So.. they are not sending me a card, I left the unit online but only on Antenna and phone line (so we can watch pre-recorded shows and HD OTA) and I am using my DVR40 for sat service for now. I have a backup HR10 that I could have activated but would need to wait for an access card so I might do that later.

Any clues? I need to read up if I can build a drive on the backup HR10 and copy the shows from the broken HR10. The old is a 1T SATA drive with a PATA backplane adapter. Maybe it is still the access card? I need to see if Weaknees fixes card readers or can fix this problem. ( see CCS? is out of business)


----------



## stahta01 (Dec 23, 2001)

Really dumb question; is the phone line hooked up; I thought the DTivo still needed to call in once to the Tivo Server.

Series 2 Stand alone owner, never owned DTivo,
Tim S.


----------



## reubanks (Feb 19, 2006)

A friend of mine is having this issue with an R10 as well (it had previously had the reboot issue). 

I have asked him to hook up the phone line and try a couple of calls to the mothership and we'll see if that helps at all.

Randy


----------



## mrfixit454 (Feb 9, 2004)

Tim,
No question is dumb.... Yes it is hooked up and has always been hooked up. I forced many calls in the last 24 hours to see if that solves the problem but no dice. 

I just read a bunch of posts back in 07 where at least 6 people with this message #81 put a new card in and it solved their problem. I may call again tomorrow and ask for a card. It is worth the $20 to me so I at least know that no stone is unturned.

Fixit


----------



## ss_sea_ya (Sep 2, 2010)

I guess you can tell them your dog ate your card...
Did you try the "refresh" yourself thru the website?


----------



## mrfixit454 (Feb 9, 2004)

ss_sea_ya said:


> I guess you can tell them your dog ate your card...
> Did you try the "refresh" yourself thru the website?


Yes, Several times each time I made a change.


----------



## kenr (Dec 26, 1999)

Are you getting no video and no sound too on live TV? If so, and you just replaced the power supply, then the access card might have been damaged by the bad power supply. Have the access card replaced.


----------



## mrfixit454 (Feb 9, 2004)

I get sound and video before and after power supply. everything works except recording. The buffer works fine. Though there is no difference in anything with the power supply. I am not sure there is anything wrong with the original supply. I only changed it because others had said it fixed their problem. Will change the card since others have said it solved their problem. I had asked DTV if they ever get bad cards. She said in 2 years 4 or 5 that she has seen. 99&#37; of the time it is not the card.
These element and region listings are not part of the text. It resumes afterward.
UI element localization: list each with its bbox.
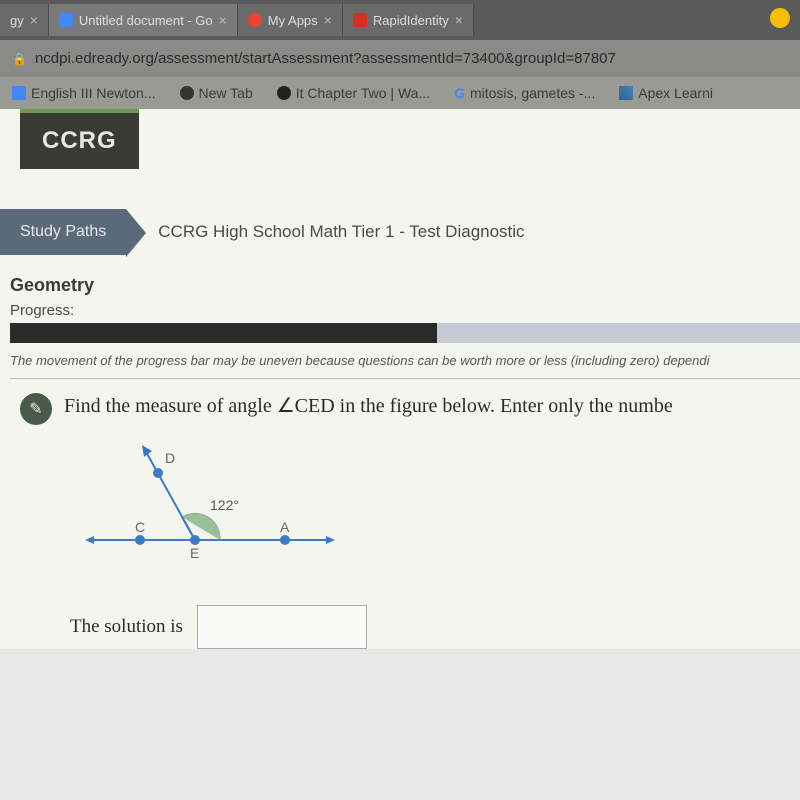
progress-note: The movement of the progress bar may be … — [10, 349, 800, 372]
browser-tab[interactable]: Untitled document - Go × — [49, 4, 238, 36]
solution-label: The solution is — [70, 616, 183, 638]
apex-icon — [619, 86, 633, 100]
point-c-label: C — [135, 519, 145, 535]
google-icon: G — [454, 85, 465, 101]
browser-tab[interactable]: My Apps × — [238, 4, 343, 36]
browser-tab[interactable]: gy × — [0, 4, 49, 36]
pencil-icon: ✎ — [20, 393, 52, 425]
bookmark-item[interactable]: Apex Learni — [619, 85, 713, 101]
google-doc-icon — [59, 13, 73, 27]
tab-label: My Apps — [268, 13, 318, 28]
path-title: CCRG High School Math Tier 1 - Test Diag… — [158, 222, 524, 242]
bookmark-item[interactable]: It Chapter Two | Wa... — [277, 85, 430, 101]
tab-label: RapidIdentity — [373, 13, 449, 28]
point-e-label: E — [190, 545, 199, 561]
bookmark-label: It Chapter Two | Wa... — [296, 85, 430, 101]
close-icon[interactable]: × — [324, 12, 332, 28]
bookmark-label: English III Newton... — [31, 85, 156, 101]
url-text: ncdpi.edready.org/assessment/startAssess… — [35, 50, 616, 67]
apps-icon — [248, 13, 262, 27]
study-paths-button[interactable]: Study Paths — [0, 209, 126, 255]
browser-tab[interactable]: RapidIdentity × — [343, 4, 474, 36]
browser-tab-bar: gy × Untitled document - Go × My Apps × … — [0, 0, 800, 40]
angle-label: 122° — [210, 497, 239, 513]
point-a-label: A — [280, 519, 290, 535]
solution-row: The solution is — [70, 605, 800, 649]
circle-icon — [277, 86, 291, 100]
geometry-figure: D C E A 122° — [80, 435, 360, 575]
question-row: ✎ Find the measure of angle ∠CED in the … — [10, 393, 800, 425]
question-text: Find the measure of angle ∠CED in the fi… — [64, 393, 673, 418]
bookmark-label: New Tab — [199, 85, 253, 101]
close-icon[interactable]: × — [455, 12, 463, 28]
point-d-label: D — [165, 450, 175, 466]
bookmark-item[interactable]: G mitosis, gametes -... — [454, 85, 595, 101]
solution-input[interactable] — [197, 605, 367, 649]
close-icon[interactable]: × — [219, 12, 227, 28]
bookmark-item[interactable]: New Tab — [180, 85, 253, 101]
ccrg-logo: CCRG — [20, 109, 139, 169]
progress-bar — [10, 323, 800, 343]
bookmark-label: Apex Learni — [638, 85, 713, 101]
tab-label: gy — [10, 13, 24, 28]
tab-label: Untitled document - Go — [79, 13, 213, 28]
progress-label: Progress: — [10, 302, 800, 319]
newtab-icon — [180, 86, 194, 100]
doc-icon — [12, 86, 26, 100]
url-bar[interactable]: 🔒 ncdpi.edready.org/assessment/startAsse… — [0, 40, 800, 77]
question-section: Geometry Progress: The movement of the p… — [0, 255, 800, 649]
page-content: CCRG Study Paths CCRG High School Math T… — [0, 109, 800, 649]
lock-icon: 🔒 — [12, 52, 27, 66]
bookmark-label: mitosis, gametes -... — [470, 85, 595, 101]
section-title: Geometry — [10, 275, 800, 296]
bookmark-item[interactable]: English III Newton... — [12, 85, 156, 101]
rapididentity-icon — [353, 13, 367, 27]
close-icon[interactable]: × — [30, 12, 38, 28]
progress-fill — [10, 323, 437, 343]
profile-icon[interactable] — [760, 8, 800, 33]
breadcrumb-row: Study Paths CCRG High School Math Tier 1… — [0, 209, 800, 255]
bookmarks-bar: English III Newton... New Tab It Chapter… — [0, 77, 800, 109]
My experience has been I am usually in the 1% when people say that. I will call tomorrow and get a card.


----------



## mrfixit454 (Feb 9, 2004)

OK new card on the way... though they just about have me convinced it is the unit. I wish I knew these things well enough to know what in particular is checking account status in the receiver. I checked for usual caps on the main board but did not see anything wrong at fist glance. Don;t think it is the hard drive since an older drive that was working does the same thing.

They told me 3-5 days for a card. I'll post the outcome then.


----------



## mrfixit454 (Feb 9, 2004)

After a long day of working on my water heater and other to do lists, I check the mail at 11pm and there was the new access card from DTV. Put it in and followed the directions. It eventually connected me with DTV and the guy had to do a few things but it did not take long.

I am happy to report that my HR10-250 is fully functional again and records just fine even though DTV said new access cards usually don't fix my problem. As stated earlier, I had picture and sound but could not record (Account closed). I guess typically when an access card is bad, you get no picture or sound. This definitely was worth the $20 to test it out and it paid off. 

My hypothesis now is a marginal power supply with all the constant reboots in December did the card in. I have a backup PS in there now but will order a new or replacement tomorrow.

Thanks to those that helped me along the way. 

Fixit


----------